March 15, 2021
Despite enthusiasm for telehealth among consumers, politicians and many in the healthcare industry, the Medicare Payment Advisory Commission doesn’t want fee-for-service Medicare to go all-in on telehealth until federal policymakers have more evidence about how it affects the program, according to a MedPAC report on Monday.
The congressional advisory panel recommended that policymakers continue some expanded telehealth services for one to two years after the public health emergency ends to allow policymakers to collect and analyze more information about telehealth’s effects on Medicare access, quality, cost and fraud.
MedPAC suggested that the Medicare program continue to temporarily pay providers for specific telehealth services delivered to all beneficiaries, regardless of their location. It also recommended that Medicare cover some additional telehealth services if they could potentially offer clinical benefits, including audio-only services.
MedPAC said that Medicare should return to paying the physician fee schedule’s facility rate for telehealth services and collect data on the cost of providing such services after the public health emergency ends.

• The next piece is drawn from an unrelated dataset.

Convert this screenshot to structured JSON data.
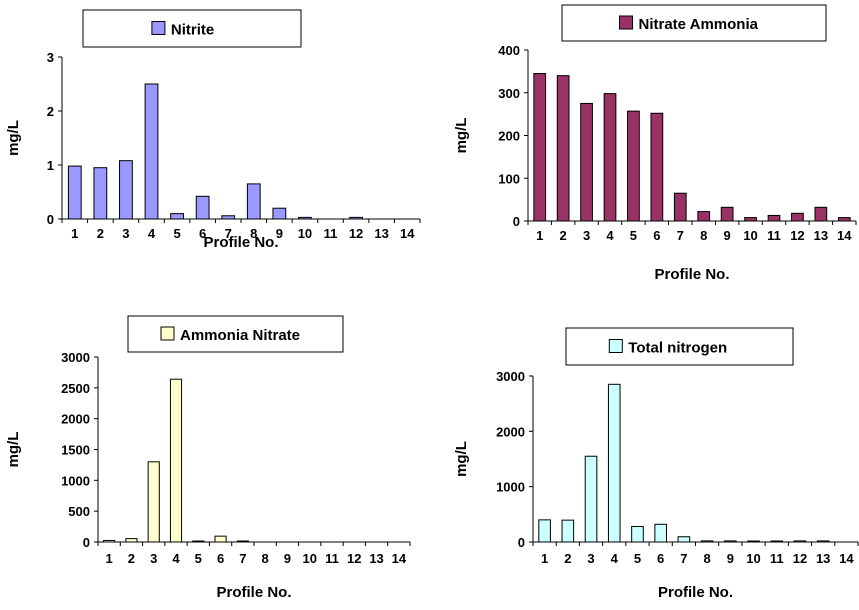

To combat unnecessary spending and possible fraud, MedPAC said that providers shouldn’t be allowed to reduce or waive beneficiaries’ cost sharing for telehealth services once the public health emergency ends. It also wants federal regulators to further examine clinicians that bill for significantly more telehealth services than other providers and require in-person visits to order high-cost durable medical equipment or lab tests. MedPAC said federal policymakers should ban physicians from billing for telehealth services delivered by nonphysician staff if those staff can bill Medicare directly.
CMS temporarily expanded telehealth reimbursement during the public health emergency to ensure that fee-for-service Medicare beneficiaries would have some access to healthcare services during the COVID-19 pandemic. Now there’s growing momentum to make the changes permanent, even though there’s relatively little evidence about telehealth’s impact on the Medicare program and its beneficiaries.